Furiat z SOR-u odpowie za spowodowane szkody
Wpadł w szał i zdewastował szpitalny gabinet. Rzucał krzesłem, powyrywał klamki, wybił szyby. Dopiero interwencja policjantów powstrzymała Pawła J. przed dalszym niszczeniem wyposażenia ambulatorium. Za swój wybryk grozi mu do 5 lat pozbawienia wolności.
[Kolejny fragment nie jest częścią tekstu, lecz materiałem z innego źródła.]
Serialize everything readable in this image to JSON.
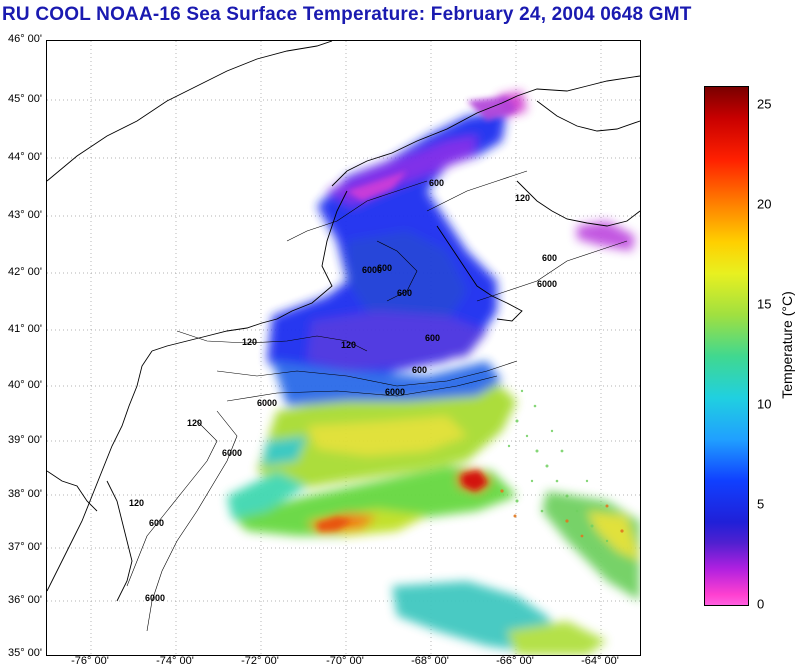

Wracamy do tematu. W niedzielę ( 6 sierpnia br.) około 3. nad ranem karetka pogotowia została zadysponowana do nieprzytomnego mężczyzny z raną głowy. Na miejscu jednak okazało się, że 31-latek, do którego wezwano pomoc jest mocno upojony alkoholem i ma ranę nogi. Paweł J. został przywieziony do jasielskiego szpitala. Na miejscu wykonano mu szereg badań. Niedługo po tym mężczyzna dostał białej gorączki. Odstawiony do gabinetu zabiegowej w szpitalnym oddziale ratunkowym zaczął szaleć i niszczyć wszystko, co znalazło się na jego drodze. Przestraszony personel medyczny wybiegł z ambulatorium i zamknął furiata w pokoju oczekując na przyjazd policjantów. Paweł J. został zatrzymany w policyjnym areszcie. Miał blisko 4 promile alkoholu w organizmie.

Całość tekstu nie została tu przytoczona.